A Washington Drug Bust

The drug companies help pay my salary. Not directly, of course (although I bet there are conspiracy theorists out there who are probably convinced they do), but they undoubtedly contribute a sizeable amount of advertising dollars to the company I work for.

Before writing this blog entry I randomly picked an "NBC Nightly News" broadcast to see just how many drug commercials appeared in the half-hour program. There was a spot for Allergan's eye drug Restasis, Sally Field doing her thing for the osteoporosis drug Boniva from Roche and GlaxoSmithKline and a quick ad for the allergy nasal spray Omnaris sold by Sepracor.

But that was just the stuff that requires a prescription. Johnson and Johnson bought a commercial for Tylenol, Novartis did the same for Excedrin and GSK also sponsored a special segment on the newscast.

And there are anecdotal indications the airwaves could become even more crowded with DTC commercials. On Eli Lilly's earnings conference call last week one exec said, "We were not fully on-air in the first half (of the year.)" LLY, by the way, makes the erectile dysfunction drug Cialis.

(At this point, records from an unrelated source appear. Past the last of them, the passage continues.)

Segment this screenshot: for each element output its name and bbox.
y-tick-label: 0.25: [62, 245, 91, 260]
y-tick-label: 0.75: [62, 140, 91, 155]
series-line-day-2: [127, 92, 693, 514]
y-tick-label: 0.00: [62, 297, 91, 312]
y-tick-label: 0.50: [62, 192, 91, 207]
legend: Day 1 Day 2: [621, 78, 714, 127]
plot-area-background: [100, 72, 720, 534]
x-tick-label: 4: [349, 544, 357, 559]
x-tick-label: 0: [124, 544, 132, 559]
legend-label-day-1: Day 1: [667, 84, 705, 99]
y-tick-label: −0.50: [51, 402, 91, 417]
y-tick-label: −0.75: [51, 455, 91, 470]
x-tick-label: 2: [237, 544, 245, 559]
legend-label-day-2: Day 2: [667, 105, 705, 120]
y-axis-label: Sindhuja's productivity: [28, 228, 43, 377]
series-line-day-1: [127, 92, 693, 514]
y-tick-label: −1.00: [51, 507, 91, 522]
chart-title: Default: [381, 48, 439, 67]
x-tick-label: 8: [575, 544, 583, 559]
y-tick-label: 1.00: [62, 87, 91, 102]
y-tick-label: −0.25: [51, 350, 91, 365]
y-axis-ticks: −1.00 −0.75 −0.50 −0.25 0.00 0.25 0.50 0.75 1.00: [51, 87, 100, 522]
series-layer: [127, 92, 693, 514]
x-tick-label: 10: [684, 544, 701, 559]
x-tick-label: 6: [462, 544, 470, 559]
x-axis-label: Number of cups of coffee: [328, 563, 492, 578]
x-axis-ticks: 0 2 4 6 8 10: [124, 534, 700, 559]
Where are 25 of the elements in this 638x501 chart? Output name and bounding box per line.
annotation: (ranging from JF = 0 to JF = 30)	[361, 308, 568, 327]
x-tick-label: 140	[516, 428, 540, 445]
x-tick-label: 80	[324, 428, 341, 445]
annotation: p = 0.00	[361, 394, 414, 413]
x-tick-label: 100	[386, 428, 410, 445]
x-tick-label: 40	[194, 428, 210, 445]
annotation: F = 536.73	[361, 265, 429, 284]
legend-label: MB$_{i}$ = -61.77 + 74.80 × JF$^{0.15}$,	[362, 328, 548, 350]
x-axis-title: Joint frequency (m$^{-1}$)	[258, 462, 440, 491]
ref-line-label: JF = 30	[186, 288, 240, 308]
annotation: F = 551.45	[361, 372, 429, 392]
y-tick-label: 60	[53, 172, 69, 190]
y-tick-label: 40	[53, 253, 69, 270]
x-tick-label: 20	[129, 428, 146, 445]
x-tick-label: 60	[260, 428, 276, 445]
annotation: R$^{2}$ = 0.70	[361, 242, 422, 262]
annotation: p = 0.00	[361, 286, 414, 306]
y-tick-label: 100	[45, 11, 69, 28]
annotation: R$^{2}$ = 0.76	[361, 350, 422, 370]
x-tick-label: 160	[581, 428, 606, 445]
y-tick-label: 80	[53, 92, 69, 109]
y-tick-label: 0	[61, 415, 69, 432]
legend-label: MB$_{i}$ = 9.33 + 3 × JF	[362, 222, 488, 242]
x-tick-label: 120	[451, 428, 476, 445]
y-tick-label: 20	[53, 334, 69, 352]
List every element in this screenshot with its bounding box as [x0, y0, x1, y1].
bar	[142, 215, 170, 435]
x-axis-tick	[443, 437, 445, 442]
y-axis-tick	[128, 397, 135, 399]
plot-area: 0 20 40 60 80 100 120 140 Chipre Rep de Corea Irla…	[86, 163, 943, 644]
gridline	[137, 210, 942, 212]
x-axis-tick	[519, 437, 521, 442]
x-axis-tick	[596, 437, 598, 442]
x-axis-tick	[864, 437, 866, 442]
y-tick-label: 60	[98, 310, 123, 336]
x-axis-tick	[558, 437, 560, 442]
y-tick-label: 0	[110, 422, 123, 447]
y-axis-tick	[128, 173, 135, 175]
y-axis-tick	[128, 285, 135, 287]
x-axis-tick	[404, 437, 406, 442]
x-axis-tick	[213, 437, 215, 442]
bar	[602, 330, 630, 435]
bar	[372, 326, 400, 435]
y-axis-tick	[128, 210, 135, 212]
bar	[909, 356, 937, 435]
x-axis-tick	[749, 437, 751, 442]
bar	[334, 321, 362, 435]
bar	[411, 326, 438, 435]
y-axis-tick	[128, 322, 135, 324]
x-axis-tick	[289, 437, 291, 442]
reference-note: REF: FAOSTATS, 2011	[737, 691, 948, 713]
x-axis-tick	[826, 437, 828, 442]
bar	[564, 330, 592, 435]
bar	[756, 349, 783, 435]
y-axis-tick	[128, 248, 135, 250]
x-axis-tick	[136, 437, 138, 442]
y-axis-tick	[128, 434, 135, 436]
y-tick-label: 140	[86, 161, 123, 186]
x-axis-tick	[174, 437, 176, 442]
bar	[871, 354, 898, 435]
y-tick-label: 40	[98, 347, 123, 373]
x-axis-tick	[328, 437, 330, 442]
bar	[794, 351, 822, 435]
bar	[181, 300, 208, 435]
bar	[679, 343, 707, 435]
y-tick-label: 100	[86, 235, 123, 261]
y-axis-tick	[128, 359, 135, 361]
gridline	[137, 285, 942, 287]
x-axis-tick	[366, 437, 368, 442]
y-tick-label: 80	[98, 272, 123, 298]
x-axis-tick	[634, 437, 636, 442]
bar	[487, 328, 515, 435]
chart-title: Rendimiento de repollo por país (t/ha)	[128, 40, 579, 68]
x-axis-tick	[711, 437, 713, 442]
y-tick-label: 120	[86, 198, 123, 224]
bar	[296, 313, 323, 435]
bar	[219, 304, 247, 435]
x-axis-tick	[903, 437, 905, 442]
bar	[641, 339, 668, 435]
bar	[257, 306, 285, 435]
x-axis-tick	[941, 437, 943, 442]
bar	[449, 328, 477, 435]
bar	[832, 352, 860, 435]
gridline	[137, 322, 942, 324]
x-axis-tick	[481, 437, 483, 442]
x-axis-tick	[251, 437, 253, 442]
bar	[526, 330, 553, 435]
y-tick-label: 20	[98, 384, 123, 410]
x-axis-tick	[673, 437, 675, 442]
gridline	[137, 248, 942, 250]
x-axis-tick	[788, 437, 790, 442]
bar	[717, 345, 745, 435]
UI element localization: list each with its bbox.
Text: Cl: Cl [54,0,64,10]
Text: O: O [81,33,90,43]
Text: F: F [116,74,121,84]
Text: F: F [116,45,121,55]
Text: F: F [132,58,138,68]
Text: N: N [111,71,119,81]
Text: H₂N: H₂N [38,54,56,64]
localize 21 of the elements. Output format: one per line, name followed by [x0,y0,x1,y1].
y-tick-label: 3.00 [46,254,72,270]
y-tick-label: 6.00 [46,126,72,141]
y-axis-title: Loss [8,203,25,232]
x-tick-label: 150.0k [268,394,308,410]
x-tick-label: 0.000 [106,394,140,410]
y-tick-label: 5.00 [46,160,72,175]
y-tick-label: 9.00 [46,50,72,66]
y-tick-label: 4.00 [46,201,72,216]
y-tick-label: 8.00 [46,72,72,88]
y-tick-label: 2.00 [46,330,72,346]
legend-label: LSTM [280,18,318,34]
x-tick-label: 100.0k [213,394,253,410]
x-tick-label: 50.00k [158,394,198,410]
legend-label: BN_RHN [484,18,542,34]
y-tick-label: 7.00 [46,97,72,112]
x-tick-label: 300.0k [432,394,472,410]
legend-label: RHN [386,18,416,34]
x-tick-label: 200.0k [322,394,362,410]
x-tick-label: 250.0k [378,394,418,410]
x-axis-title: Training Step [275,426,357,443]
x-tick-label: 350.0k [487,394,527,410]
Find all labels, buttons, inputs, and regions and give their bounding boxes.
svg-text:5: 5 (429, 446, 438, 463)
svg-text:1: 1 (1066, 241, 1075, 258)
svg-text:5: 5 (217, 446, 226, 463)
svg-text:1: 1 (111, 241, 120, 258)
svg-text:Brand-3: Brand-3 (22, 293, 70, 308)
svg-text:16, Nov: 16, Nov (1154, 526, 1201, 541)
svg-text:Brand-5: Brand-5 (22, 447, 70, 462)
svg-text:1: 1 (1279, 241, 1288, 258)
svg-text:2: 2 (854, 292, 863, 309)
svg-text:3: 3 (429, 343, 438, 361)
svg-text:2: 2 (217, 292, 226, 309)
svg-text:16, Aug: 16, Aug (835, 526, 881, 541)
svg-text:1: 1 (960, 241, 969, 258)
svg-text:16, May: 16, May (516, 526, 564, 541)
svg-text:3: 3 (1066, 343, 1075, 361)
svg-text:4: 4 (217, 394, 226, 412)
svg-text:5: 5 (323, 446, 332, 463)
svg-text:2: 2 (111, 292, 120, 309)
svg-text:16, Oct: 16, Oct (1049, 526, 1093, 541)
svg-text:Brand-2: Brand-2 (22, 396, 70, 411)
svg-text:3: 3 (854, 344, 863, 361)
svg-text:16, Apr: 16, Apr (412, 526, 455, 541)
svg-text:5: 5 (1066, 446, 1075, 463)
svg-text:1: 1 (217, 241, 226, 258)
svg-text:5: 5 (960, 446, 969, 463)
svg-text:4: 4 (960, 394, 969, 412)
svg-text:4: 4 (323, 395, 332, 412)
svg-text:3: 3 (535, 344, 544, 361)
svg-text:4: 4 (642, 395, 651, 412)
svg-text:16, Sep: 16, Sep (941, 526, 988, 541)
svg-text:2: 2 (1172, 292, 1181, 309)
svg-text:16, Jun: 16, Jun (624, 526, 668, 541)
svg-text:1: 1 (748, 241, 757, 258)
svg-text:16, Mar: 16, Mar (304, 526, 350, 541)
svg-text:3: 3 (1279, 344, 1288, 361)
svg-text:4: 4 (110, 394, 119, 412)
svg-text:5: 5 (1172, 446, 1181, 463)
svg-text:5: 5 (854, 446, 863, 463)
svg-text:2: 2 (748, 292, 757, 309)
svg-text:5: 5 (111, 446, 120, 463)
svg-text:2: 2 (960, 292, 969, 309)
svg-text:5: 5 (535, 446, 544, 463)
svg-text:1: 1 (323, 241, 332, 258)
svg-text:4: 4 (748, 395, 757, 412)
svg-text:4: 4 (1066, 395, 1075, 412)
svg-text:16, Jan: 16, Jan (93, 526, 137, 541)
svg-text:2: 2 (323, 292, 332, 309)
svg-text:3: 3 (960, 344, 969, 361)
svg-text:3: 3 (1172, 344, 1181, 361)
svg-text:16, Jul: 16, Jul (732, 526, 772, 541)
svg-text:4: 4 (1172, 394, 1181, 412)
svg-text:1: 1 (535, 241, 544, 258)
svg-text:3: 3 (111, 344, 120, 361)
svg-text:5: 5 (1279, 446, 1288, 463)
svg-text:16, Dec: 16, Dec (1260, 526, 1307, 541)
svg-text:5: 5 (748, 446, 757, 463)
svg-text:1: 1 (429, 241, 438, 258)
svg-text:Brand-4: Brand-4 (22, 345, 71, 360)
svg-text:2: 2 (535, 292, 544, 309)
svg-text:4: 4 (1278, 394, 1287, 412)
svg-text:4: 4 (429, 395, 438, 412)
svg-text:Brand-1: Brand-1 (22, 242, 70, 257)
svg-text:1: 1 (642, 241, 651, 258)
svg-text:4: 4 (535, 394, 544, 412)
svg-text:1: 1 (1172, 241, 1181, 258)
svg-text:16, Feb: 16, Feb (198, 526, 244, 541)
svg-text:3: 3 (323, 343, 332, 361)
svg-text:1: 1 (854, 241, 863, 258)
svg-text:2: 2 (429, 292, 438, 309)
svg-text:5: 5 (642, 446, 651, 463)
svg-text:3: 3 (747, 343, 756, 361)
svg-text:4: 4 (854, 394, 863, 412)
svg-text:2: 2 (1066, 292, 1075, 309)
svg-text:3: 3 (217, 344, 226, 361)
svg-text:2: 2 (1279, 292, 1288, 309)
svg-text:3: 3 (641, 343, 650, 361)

Yes, the ubiquitous commercials and ads drive patients and comedians to talk about the drugs. Yes, they probably help product sales. But I'm guessing the ads are more important to the media outlets than they are to the pharmaceutical companies.

"The New York Times" today talks about the renewed effort in Washington to go after direct-to-consumer (DTC) prescription drug advertising. I think it's a bunch of sabre rattling. I mean, do you really think that when so many media companies and newspaper/magazine publishers, in particular, are struggling mightily that their DC lobbyists are gonna let it happen? I don't think so. And you know the influential drug industry lobbyists are gonna be standing right behind the media guys.


I do think it might make some sense to restrict the impotence drug ads to certain hours. But then, where do you draw the line on subjective sensitive topics/products? For example, it's okay to advertise feminine hygiene products at all hours of the day and those, I'm sure, can also cause red-faces and awkward conversations in family rooms everywhere.

While drug spots sometimes seem to go on forever, especially when they're stacked in a commercial break back-to-back-to-back, I often find them a source of amusement in terms of how they get the actors, pitchpeople or voice-over artists to "naturally" rattle off the side effects. Some of the ads are just downright cheesy. But if I know what's good for me maybe I shouldn't be too critical.